Baik Roger Bacon maupun kawan sejawatnya yang kemudian, tidak berhak disebut sebagai orang yang telah memperkenalkan metode eksperimen. Roger Bacon tak lebih hanya salah seorang utusan saja dari ilmu pengetahuan dan metode Islam kepada dunia Kristen di Eropa, dan dia pun tak kenal letih mengumumkan, bahwa pengetahuan bahasa dan ilmu pengetahuan Arab bagi mereka yang sezaman adalah satu-satunya jalan ke arah pengetahuan yang sebenarnya. Perdebatan-perdebatan seperti misalnya tentang siapa pencipta pertama metode eksperimen ialah sebagian dari penafsiran yang besar sekali tentang asal-usul peradaban Eropa.

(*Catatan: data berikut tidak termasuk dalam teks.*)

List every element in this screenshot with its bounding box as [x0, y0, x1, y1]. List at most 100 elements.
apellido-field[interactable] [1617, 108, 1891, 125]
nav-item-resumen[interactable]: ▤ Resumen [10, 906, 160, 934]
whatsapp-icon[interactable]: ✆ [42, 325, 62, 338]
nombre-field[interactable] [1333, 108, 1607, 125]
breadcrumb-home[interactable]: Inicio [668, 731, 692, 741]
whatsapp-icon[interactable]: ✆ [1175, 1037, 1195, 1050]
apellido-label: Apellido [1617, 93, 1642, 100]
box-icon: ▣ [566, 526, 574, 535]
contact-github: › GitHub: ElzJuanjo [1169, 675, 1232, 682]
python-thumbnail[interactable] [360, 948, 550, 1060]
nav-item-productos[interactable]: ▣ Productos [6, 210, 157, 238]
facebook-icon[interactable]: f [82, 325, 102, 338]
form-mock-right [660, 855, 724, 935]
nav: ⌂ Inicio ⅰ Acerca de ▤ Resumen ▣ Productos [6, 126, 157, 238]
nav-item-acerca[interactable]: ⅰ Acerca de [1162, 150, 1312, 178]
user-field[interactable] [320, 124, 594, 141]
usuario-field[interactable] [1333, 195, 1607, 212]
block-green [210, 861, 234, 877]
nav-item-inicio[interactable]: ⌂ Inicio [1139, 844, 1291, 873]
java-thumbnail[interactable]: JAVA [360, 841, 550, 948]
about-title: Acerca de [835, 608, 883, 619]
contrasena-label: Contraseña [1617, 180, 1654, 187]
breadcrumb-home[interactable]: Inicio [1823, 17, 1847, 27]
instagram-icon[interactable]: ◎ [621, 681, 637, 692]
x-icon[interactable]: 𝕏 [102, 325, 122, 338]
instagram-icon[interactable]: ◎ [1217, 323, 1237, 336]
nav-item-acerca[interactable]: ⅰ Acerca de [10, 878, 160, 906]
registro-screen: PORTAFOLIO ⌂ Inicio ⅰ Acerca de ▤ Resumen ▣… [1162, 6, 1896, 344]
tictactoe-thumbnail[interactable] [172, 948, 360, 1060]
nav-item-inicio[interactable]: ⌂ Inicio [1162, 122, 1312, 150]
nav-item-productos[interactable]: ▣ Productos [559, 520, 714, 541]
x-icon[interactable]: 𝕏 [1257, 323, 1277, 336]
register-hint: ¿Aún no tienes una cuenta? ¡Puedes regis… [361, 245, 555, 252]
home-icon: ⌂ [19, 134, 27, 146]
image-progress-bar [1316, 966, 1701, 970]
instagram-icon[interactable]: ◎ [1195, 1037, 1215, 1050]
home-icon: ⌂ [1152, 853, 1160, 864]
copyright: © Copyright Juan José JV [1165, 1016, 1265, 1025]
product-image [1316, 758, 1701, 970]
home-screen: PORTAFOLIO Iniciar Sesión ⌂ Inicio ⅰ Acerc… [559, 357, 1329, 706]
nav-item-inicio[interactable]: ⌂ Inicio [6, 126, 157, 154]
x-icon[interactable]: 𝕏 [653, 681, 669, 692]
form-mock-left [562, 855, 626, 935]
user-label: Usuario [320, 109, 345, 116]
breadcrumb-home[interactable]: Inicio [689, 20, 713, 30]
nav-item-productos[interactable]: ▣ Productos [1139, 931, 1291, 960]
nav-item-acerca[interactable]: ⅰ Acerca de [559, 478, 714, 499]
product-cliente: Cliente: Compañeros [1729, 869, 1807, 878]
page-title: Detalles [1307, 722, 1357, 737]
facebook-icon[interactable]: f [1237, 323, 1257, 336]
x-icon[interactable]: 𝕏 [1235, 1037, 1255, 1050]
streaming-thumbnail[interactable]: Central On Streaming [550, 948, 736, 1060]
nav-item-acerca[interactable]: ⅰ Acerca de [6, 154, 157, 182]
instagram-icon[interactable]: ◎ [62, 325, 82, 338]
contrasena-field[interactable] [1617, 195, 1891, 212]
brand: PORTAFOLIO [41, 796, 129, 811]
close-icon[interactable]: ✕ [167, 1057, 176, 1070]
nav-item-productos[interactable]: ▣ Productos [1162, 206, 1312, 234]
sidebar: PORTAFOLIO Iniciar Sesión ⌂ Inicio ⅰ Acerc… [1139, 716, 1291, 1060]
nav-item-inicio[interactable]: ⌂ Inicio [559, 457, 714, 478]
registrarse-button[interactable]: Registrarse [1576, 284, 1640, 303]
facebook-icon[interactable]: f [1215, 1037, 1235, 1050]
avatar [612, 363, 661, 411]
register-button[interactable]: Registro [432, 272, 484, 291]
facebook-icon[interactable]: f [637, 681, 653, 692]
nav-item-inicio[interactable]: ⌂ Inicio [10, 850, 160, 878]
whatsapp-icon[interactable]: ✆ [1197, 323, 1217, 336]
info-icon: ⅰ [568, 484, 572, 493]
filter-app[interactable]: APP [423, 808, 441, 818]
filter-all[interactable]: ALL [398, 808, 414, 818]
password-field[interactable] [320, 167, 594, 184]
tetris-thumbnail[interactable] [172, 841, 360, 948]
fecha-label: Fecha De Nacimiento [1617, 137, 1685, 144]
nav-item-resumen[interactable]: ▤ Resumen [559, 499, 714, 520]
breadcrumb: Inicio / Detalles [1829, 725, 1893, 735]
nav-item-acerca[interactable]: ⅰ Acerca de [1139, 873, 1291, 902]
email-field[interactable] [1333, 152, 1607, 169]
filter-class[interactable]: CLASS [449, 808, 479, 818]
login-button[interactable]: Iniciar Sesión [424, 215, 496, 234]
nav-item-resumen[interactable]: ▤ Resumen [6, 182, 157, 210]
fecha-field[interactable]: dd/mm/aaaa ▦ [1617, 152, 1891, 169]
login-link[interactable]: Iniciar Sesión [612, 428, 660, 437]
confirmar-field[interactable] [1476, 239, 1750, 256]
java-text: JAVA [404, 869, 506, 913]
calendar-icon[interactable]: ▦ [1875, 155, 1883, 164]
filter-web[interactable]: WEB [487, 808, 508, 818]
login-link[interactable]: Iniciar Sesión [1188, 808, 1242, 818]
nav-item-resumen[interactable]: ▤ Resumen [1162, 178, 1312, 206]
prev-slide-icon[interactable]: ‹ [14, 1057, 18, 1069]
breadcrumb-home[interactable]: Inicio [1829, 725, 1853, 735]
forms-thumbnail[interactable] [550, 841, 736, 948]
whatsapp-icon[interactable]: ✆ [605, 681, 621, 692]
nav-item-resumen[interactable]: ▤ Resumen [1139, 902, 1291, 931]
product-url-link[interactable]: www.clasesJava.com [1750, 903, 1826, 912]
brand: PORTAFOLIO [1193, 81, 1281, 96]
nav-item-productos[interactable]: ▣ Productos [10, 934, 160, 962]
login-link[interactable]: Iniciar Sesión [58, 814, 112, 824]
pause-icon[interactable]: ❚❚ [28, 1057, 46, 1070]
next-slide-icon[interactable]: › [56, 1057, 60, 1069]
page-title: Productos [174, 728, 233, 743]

Metode eksperimen Islam itu pada masa Bacon secara luas dan bersungguh-sungguh disebarkan ke seluruh Eropa. (The Making of Humanity, page 202)
Budaya Islam melalui semangat Al-Qur’an yang mendasarkan sumber pengetahuan pada tiga sumber, yaitu pengalaman batin, alam, dan sejarah tentu bertentangan dengan semangat filsafat alam Yunani. Hal ini tidak lain karena budaya Islam yang berfokus pada pengalaman konkret (kenyataan) dan menuntut adanya observasi secara langsung terhadap alam guna memahami hakikat alam dan terutama demi memahami sifat ketuhanan. Hal ini juga tidak lepas dari perintah yang ada dalam kitab Al-Qur’an agar memerhatikan pergantian siang-malam, peredaran bulan dan matahari serta peredaran planet karena Tuhan menampakkan tanda-tandanya melalui alam. Walaupun harus diakui bahwa ilmuwan-ilmuwan muslim banyak yang memperoleh wawasan ilmu dari alam pikir Yunani, akan tetapi ilmuwan-ilmuwan muslim menyadari bahwa apabila terus menyandarkan diri pada alam pikiran Yunani yang tida mendasarkan pemikirannya pada kenyataan maka akan terjadi kegagalan yang besar terhadap ilmu pengetahuan. Metode observasi dan eksperiman lahir dalam kebudayaan Islam bukan karena suatu kompromi dengan pemikiran Yunani, tetapi karena ada pergulatan yang lama sekali dengan pemikiran itu. Pengaruh Yunani yang pada umumnya menyukai teori, bukan kenyataan, malah lebih mengaburkan pandangan orang Islam terhadap Al-Qur’an. Maka dengan semangat Al-Qur’an sebagai pedoman, ilmuwan-ilmuwan muslim melakukan revolusi terhadap alam pikiran Yunani, sebuah revolusi ilmiah.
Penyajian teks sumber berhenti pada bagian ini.